Hepatitis C is an infection caused by a virus (HCV) that attacks the liver and leads to inflammation. It is a contagious disease that can lead to cirrhosis, liver failure, and liver cancer. It is spread by contact with contaminated blood; for instance, from sharing unsterile needles or other sharp types of equipment.
Hepatitis is an inflammatory condition of the liver which occurs commonly as a result of a viral infection. However, there are other possible causes of hepatitis. The liver being a vital organ tasked with processing nutrients, filtering the blood, and fighting infections among other roles, its damage affects its functions greatly.
Diagnosis of Hepatitis C
Hepatologists recommend screening for the HVC virus especially if one is at a high risk of exposure.
Tests for liver damage
- Magnetic resonance elastography (MRE): MRE combines magnetic resonance imaging technology with patterns formed by sound waves bouncing off the liver to create a visual map showing gradients of stiffness throughout the liver. Stiff liver tissue indicates the presence of scarring of the liver as a result of chronic hepatitis C.

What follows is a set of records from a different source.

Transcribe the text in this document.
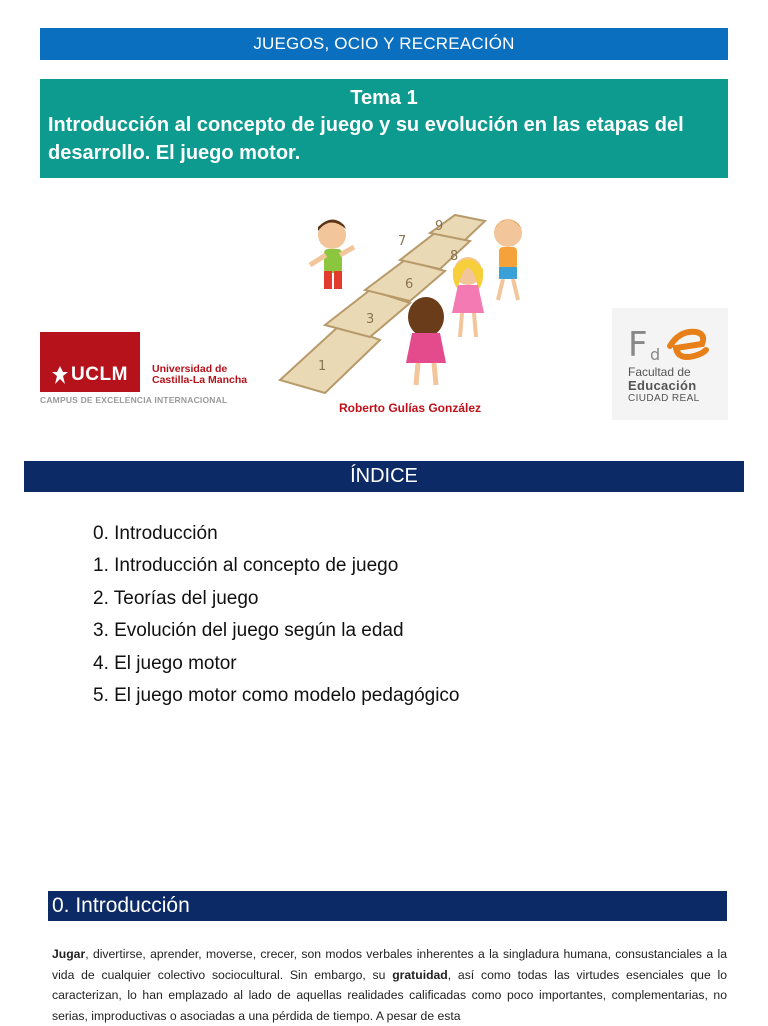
JUEGOS, OCIO Y RECREACIÓN
Tema 1
Introducción al concepto de juego y su evolución en las etapas del desarrollo. El juego motor.
UCLM Universidad de
Castilla-La Mancha
CAMPUS DE EXCELENCIA INTERNACIONAL
1
3
6
7
8
9
Roberto Gulías González
F d
Facultad de
Educación
CIUDAD REAL
ÍNDICE
0. Introducción
1. Introducción al concepto de juego
2. Teorías del juego
3. Evolución del juego según la edad
4. El juego motor
5. El juego motor como modelo pedagógico
0. Introducción

Jugar, divertirse, aprender, moverse, crecer, son modos verbales inherentes a la singladura humana, consustanciales a la vida de cualquier colectivo sociocultural. Sin embargo, su gratuidad, así como todas las virtudes esenciales que lo caracterizan, lo han emplazado al lado de aquellas realidades calificadas como poco importantes, complementarias, no serias, improductivas o asociadas a una pérdida de tiempo. A pesar de esta
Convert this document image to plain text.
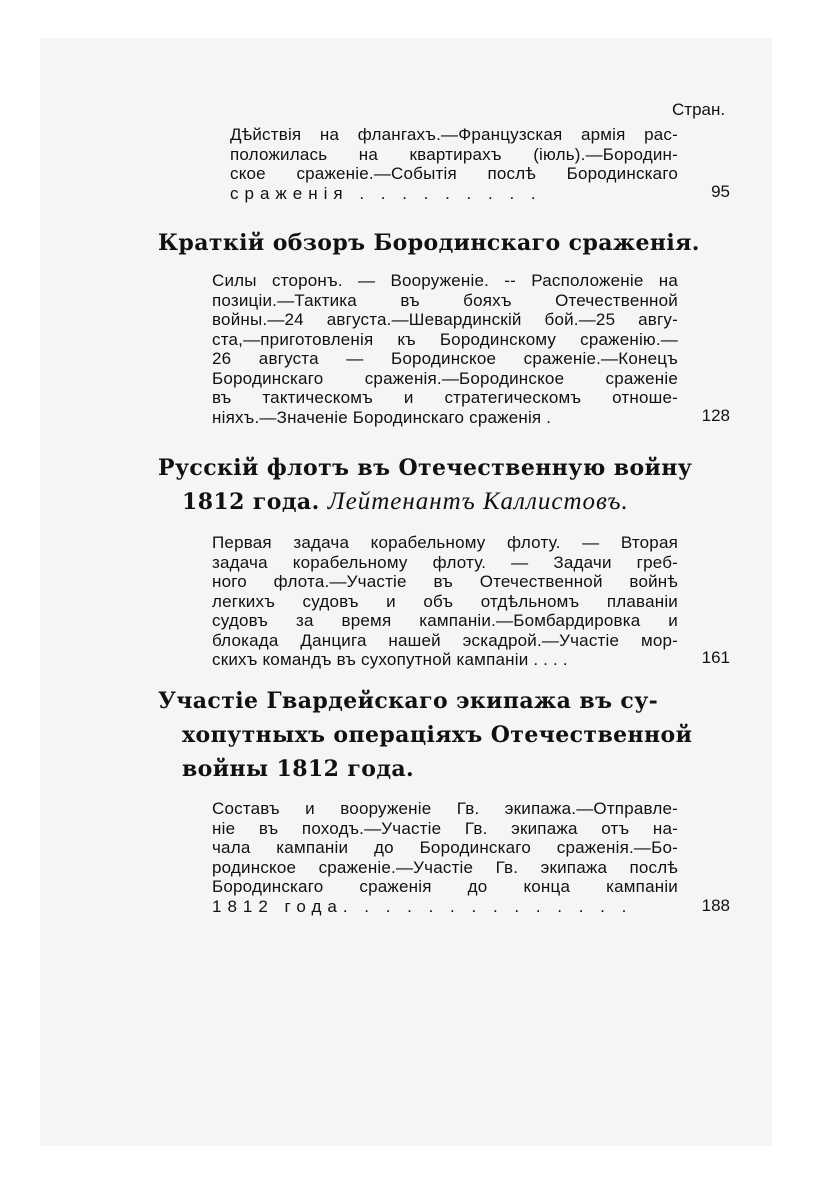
Стран.
Дѣйствія на флангахъ.—Французская армія рас-
положилась на квартирахъ (іюль).—Бородин-
ское сраженіе.—Событія послѣ Бородинскаго
сраженія . . . . . . . . .	95
Краткій обзоръ Бородинскаго сраженія.
Силы сторонъ. — Вооруженіе. -- Расположеніе на
позиціи.—Тактика въ бояхъ Отечественной
войны.—24 августа.—Шевардинскій бой.—25 авгу-
ста,—приготовленія къ Бородинскому сраженію.—
26 августа — Бородинское сраженіе.—Конецъ
Бородинскаго сраженія.—Бородинское сраженіе
въ тактическомъ и стратегическомъ отноше-
ніяхъ.—Значеніе Бородинскаго сраженія .	128
Русскій флотъ въ Отечественную войну
1812 года. Лейтенантъ Каллистовъ.
Первая задача корабельному флоту. — Вторая
задача корабельному флоту. — Задачи греб-
ного флота.—Участіе въ Отечественной войнѣ
легкихъ судовъ и объ отдѣльномъ плаваніи
судовъ за время кампаніи.—Бомбардировка и
блокада Данцига нашей эскадрой.—Участіе мор-
скихъ командъ въ сухопутной кампаніи . . . .	161
Участіе Гвардейскаго экипажа въ су-
хопутныхъ операціяхъ Отечественной
войны 1812 года.
Составъ и вооруженіе Гв. экипажа.—Отправле-
ніе въ походъ.—Участіе Гв. экипажа отъ на-
чала кампаніи до Бородинскаго сраженія.—Бо-
родинское сраженіе.—Участіе Гв. экипажа послѣ
Бородинскаго сраженія до конца кампаніи
1812 года. . . . . . . . . . . . . .	188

- Transient elastography: This is a type of ultrasound that transmits vibrations into the liver and measures the speed of their dispersal through liver tissue to estimate stiffness.

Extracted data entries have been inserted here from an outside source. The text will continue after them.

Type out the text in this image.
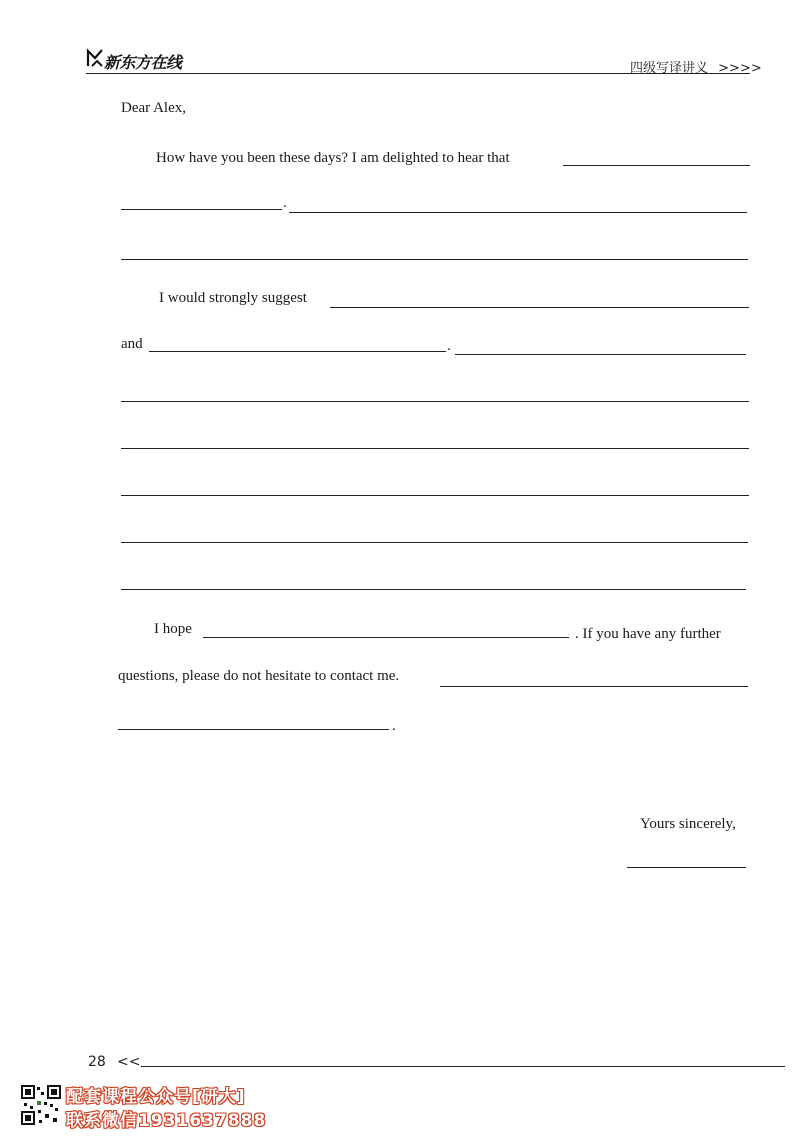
新东方在线	四级写译讲义 >>>>
Dear Alex,
How have you been these days? I am delighted to hear that
.
I would strongly suggest
and	.
I hope	. If you have any further
questions, please do not hesitate to contact me.
.
Yours sincerely,
28 <<
配套课程公众号[研大]
联系微信1931637888
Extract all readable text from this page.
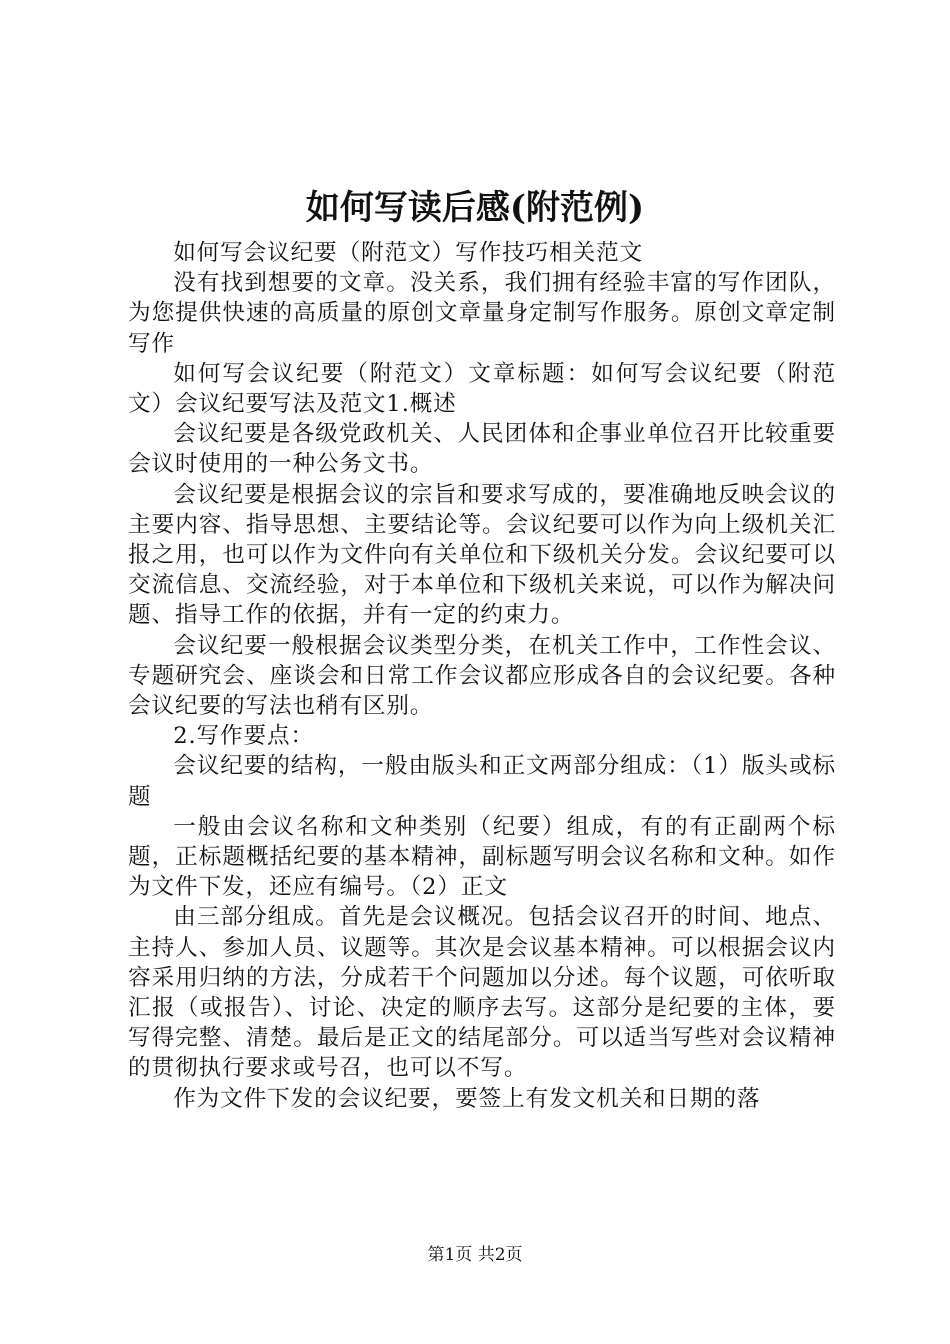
如何写读后感(附范例)

如何写会议纪要（附范文）写作技巧相关范文

没有找到想要的文章。没关系，我们拥有经验丰富的写作团队，为您提供快速的高质量的原创文章量身定制写作服务。原创文章定制写作

如何写会议纪要（附范文）文章标题：如何写会议纪要（附范文）会议纪要写法及范文1.概述

会议纪要是各级党政机关、人民团体和企事业单位召开比较重要会议时使用的一种公务文书。

会议纪要是根据会议的宗旨和要求写成的，要准确地反映会议的主要内容、指导思想、主要结论等。会议纪要可以作为向上级机关汇报之用，也可以作为文件向有关单位和下级机关分发。会议纪要可以交流信息、交流经验，对于本单位和下级机关来说，可以作为解决问题、指导工作的依据，并有一定的约束力。

会议纪要一般根据会议类型分类，在机关工作中，工作性会议、专题研究会、座谈会和日常工作会议都应形成各自的会议纪要。各种会议纪要的写法也稍有区别。

2.写作要点：

会议纪要的结构，一般由版头和正文两部分组成：（1）版头或标题

一般由会议名称和文种类别（纪要）组成，有的有正副两个标题，正标题概括纪要的基本精神，副标题写明会议名称和文种。如作为文件下发，还应有编号。（2）正文

由三部分组成。首先是会议概况。包括会议召开的时间、地点、主持人、参加人员、议题等。其次是会议基本精神。可以根据会议内容采用归纳的方法，分成若干个问题加以分述。每个议题，可依听取汇报（或报告）、讨论、决定的顺序去写。这部分是纪要的主体，要写得完整、清楚。最后是正文的结尾部分。可以适当写些对会议精神的贯彻执行要求或号召，也可以不写。

作为文件下发的会议纪要，要签上有发文机关和日期的落

第1页 共2页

- Liver biopsy: A liver biopsy is a technique used for diagnosing abnormal liver conditions. It is an outpatient procedure that involves obtaining a piece of liver tissue for analysis. The obtained liver tissue allows your doctor to see if the liver is healthy or to better understand the extent of liver damage.
- Blood tests: This involves a series of blood tests that are done to indicate the extent of fibrosis in an individual’s liver.
Symptoms of Hepatitis C
- Abdominal pain
- Loss of appetite
- Weight loss
- Yellow skin
- Liver failure
- Swollen blood vessel
Causes of Hepatitis C
Since people contact the HCV virus through blood-to-blood contact with contaminated blood, the following risk factors can easily lead to hepatitis C:
- Receiving transfusions or organ transplants before blood screening
- Having exposure to a needle prick, which is the most common way of contracting hepatitis C in people who work in health care
- Being born to a mother who has hepatitis C
- Sharing items that could have contact with blood, like toothbrushes and razors
- Having unprotected sexual contact with an infected person
- Getting a tattoo from an unregulated provider
Treatment of Hepatitis C
Cases of chronic and acute hepatitis C can be treated using direct-acting antiviral medicines (DAAs). Most people tolerate the medications, but they present side effects which include headache and fatigue.
DAAs medication work by targeting specific steps in the HCV life cycle to disrupt the reproduction of viral cells.
The DAAs to treat hepatitis C include:
- Elbasvir/grazoprevir (Zepatier)
- Glecaprevir and pibrentasvir (Mavyret)
- Ledipasvir/sofosbuvir (Harvoni)
- Pegintterferon alfa-2a (pegasys)
- Sofosbuvir (Sovaldi)
The genotype of the virus determines the medication and duration of treatment. Genotype 1a is the most prevalent. Recurrence of hepatitis C is quite common, thus after a successful treatment, the patient is advised to take steps in preventing another infection.